Gonçalo M. Tavares
"No passeio, uma tampa de ferro fora do sítio por pouco não lhe provocara uma queda. Calvino parou e olhou lá para dentro: canalizações várias, em trajectórias circulares e outras, como se alguém tivesse construído um percurso desportivo para a água se divertir antes de se tornar apenas útil nas torneiras.
Lembrou-se logo da relação que um certo homem tinha com os buracos.
Tal homem olhava primeiro para cima e depois para dois lados confirmando que não havia nenhum perigo.
Depois sim, completamente seguro, deixava-se cair."
Lembrou-se logo da relação que um certo homem tinha com os buracos.
Tal homem olhava primeiro para cima e depois para dois lados confirmando que não havia nenhum perigo.
Depois sim, completamente seguro, deixava-se cair."
Gonçalo M. Tavares - O Senhor Calvino
Gonçalo M. Tavares, um dos escritores portugueses de nova geração. Acabei de o descobrir. Ou melhor, não a ele, cuja fotografia já tinha visto, com quem já me tinha cruzado na rua e sobre quem Eduardo Prado Coelho se farta de escrever, mas à sua escrita. Verdade seja dita, a fama, pelo menos entre os meios literatos portugueses, precede-o. Mas não há melhor cartão de visita que a própria produção escrita do autor. E deixem-me que vos diga... esta escrita é deslumbrante. Ofereceram-me recentemente O Senhor Calvino, o livro mais recente da colecção O Bairro, que é uma colecção onde Tavares escreve livremente algo parecido a contos, levemente inspirados por personagens históricas e onde dá largas à sua prodigiosa imaginação. O Senhor Calvino tem 71 páginas, onde a prosa do autor é entrecortada por ilustrações simples e intrigantes de Rachel Caiano. A simbiose entre a escrita e o desenho é interessante, porque aquilo que melhor caracteriza Gonçalo M. Tavares é a sua notável mestria em nos conduzir ironicamente até ao absurdo. E esse absurdo, a espaços colado a uma espécie de surrealismo, é muito bem complementado pela simplicidade de traços de Rachel Caiano. É impossível pegar no livro e não ceder quase imediatamente à tentação de o ler de seguida, até porque páginas escritas deve ter pouco mais de 50. A leitura torna-se tão aditiva que dá imediatamente vontade de ir comprar os outros 17 livros que o jovem escritor (nascido em 1970) escreveu em menos de 5 (!) anos!

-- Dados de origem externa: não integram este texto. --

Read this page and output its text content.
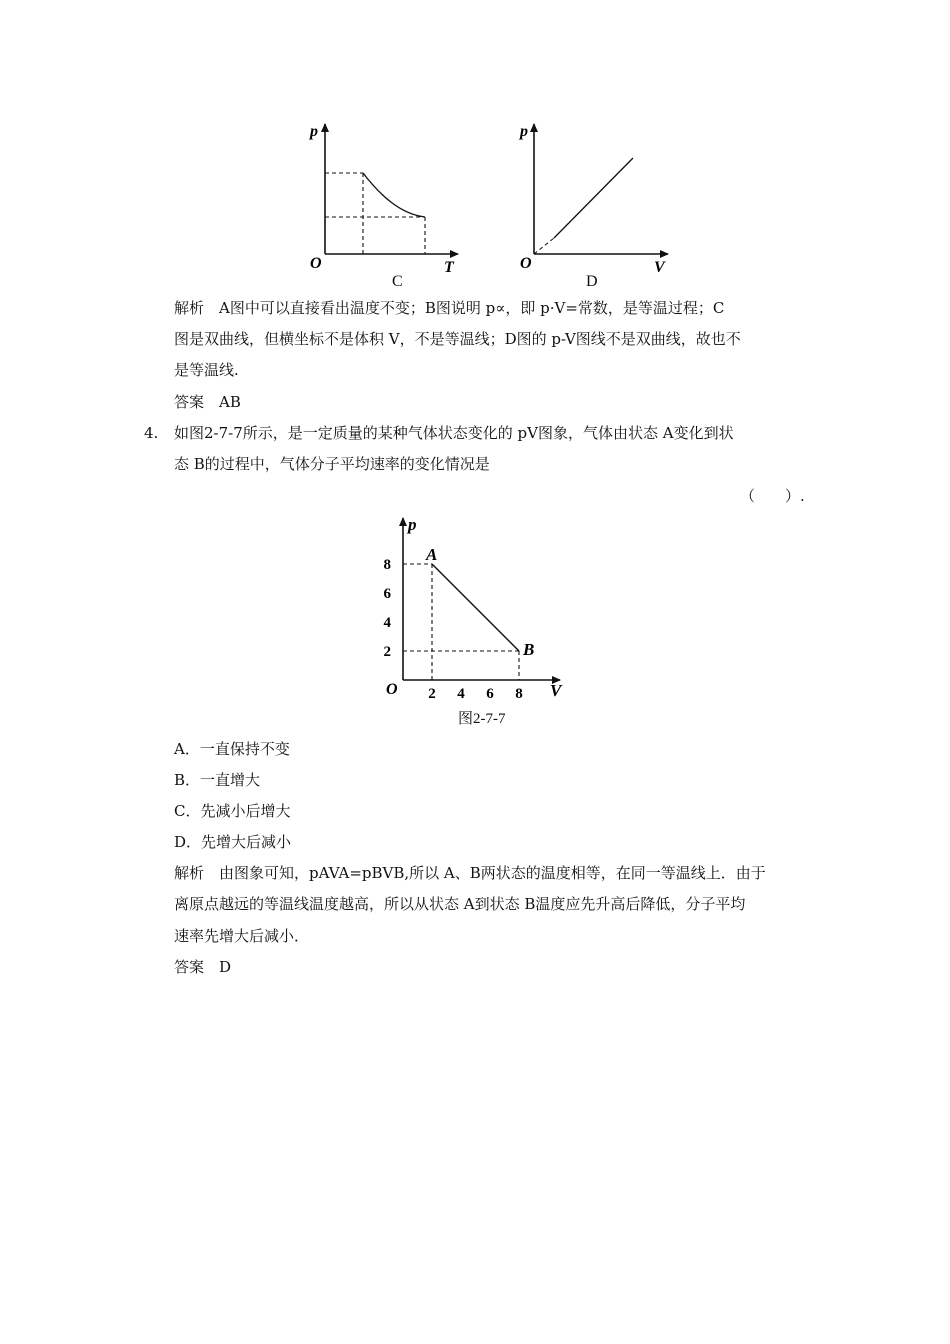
p
T
O
C
p
V
O
D
解析　A图中可以直接看出温度不变；B图说明 p∝，即 p·V=常数，是等温过程；C
图是双曲线，但横坐标不是体积 V，不是等温线；D图的 p-V图线不是双曲线，故也不
是等温线.
答案　AB
4. 如图2-7-7所示，是一定质量的某种气体状态变化的 pV图象，气体由状态 A变化到状
态 B的过程中，气体分子平均速率的变化情况是
（　　）.
p
V
O 2 4 6 8
2
4
6
8
A
B
图2-7-7
A．一直保持不变
B．一直增大
C．先减小后增大
D．先增大后减小
解析　由图象可知，pAVA=pBVB,所以 A、B两状态的温度相等，在同一等温线上．由于
离原点越远的等温线温度越高，所以从状态 A到状态 B温度应先升高后降低，分子平均
速率先增大后减小．
答案　D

Há algo de diferente na escrita de Tavares, embora eu ainda não consiga propriamente dizer o quê. Tenho dificuldade em encaixá-lo perfeitamente nas categorias que conheço. É uma escrita que talvez seja mais para ser lida, simplesmente fruída, que pensada. No entanto, há momentos de pura e simples estupefacção que nos obrigam mesmo a parar por um pouco, e reflectir. É que este escritor sabe manipular as nossas expectativas sobre aquilo que pensamos irá logicamente seguir-se em termos de acção para depois, num volte-face repentino... touché! Acontece exactamente o contrário e cai-nos o queixo. É um autor que gosta muito de repetições. As descrições são por vezes minuciosas na sua ironia. Os jogos de palavras são constantes. Esta ironia é por vezes fina, por vezes cruel. Mas deixa-nos sempre ansiosos por mais. Ainda não sei bem o que dizer deste Gonçalo M. Tavares. Tem o mesmo primeiro nome que eu. Gabo-lhe a inteligência, o sentido de humor e a aptidão para a escrita. Pergunto-me se escrevendo a um ritmo tão alucinante, tudo o que escreverá será igualmente tão delicioso. Não tenciono esperar muito para descobrir. Quanto a vocês, corram. Não vá algum de vós morrer brevemente e deixar escapar a oportunidade de fruir de uma leitura deste gabarito.